Gravitational-wave emission in shift-symmetric Horndeski theories

TL;DR

This paper demonstrates that in shift-symmetric Horndeski theories, stellar sensitivities and dipolar gravitational radiation vanish under certain conditions, aligning predictions with binary pulsar observations and extending understanding of gravitational wave emission beyond General Relativity.

Contribution

The authors develop a formalism to compute sensitivities in scalar-tensor theories and show their vanishing in shift-symmetric Horndeski models under perturbative conditions.

Findings

Stellar sensitivities vanish in shift-symmetric Horndeski theories.

Dipolar gravitational radiation is suppressed under the studied conditions.
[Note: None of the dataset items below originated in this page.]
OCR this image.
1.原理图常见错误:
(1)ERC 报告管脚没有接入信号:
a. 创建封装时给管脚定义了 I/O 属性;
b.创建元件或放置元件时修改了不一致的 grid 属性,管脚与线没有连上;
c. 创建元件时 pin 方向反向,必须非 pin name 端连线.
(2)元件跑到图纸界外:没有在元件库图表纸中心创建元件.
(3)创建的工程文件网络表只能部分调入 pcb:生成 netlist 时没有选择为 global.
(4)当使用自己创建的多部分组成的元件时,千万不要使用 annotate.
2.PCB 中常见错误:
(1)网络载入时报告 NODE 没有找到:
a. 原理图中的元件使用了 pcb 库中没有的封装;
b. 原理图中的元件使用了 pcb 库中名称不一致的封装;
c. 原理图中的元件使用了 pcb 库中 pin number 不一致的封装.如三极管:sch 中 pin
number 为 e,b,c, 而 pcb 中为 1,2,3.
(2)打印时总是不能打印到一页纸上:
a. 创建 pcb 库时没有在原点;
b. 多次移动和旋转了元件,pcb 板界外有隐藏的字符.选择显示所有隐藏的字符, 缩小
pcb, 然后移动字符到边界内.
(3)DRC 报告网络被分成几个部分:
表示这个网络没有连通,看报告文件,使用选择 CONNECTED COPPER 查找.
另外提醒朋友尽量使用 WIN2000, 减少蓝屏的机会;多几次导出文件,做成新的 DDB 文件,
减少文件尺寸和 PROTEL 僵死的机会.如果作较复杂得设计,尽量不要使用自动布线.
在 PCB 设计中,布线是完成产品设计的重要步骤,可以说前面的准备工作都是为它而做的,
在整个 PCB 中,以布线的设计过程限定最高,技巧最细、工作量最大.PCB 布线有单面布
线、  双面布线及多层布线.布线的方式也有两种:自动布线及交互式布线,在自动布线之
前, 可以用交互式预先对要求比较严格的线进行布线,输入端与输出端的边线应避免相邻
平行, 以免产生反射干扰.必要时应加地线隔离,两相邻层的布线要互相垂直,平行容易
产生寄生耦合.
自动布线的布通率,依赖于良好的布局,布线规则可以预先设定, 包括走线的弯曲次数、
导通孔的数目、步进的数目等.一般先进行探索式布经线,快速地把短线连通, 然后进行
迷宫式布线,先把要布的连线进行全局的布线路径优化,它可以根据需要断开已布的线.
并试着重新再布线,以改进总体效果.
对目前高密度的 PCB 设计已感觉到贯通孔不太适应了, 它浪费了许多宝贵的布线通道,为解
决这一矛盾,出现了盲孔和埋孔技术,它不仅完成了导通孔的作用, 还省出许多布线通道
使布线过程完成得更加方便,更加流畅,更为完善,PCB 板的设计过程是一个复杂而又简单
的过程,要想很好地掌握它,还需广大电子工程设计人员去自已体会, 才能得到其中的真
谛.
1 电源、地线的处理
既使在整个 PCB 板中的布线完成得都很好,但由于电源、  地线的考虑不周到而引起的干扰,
Results align with observed binary pulsar orbital decay.

Abstract

Gravity theories beyond General Relativity typically predict dipolar gravitational emission by compact-star binaries. This emission is sourced by "sensitivity" parameters depending on the stellar compactness. We introduce a general formalism to calculate these parameters, and show that in shift-symmetric Horndeski theories stellar sensitivities and dipolar radiation vanish, provided that the binary's dynamics is perturbative (i.e. the post-Newtonian formalism is applicable) and cosmological-expansion effects can be neglected. This allows reproducing the binary-pulsar observed orbital decay.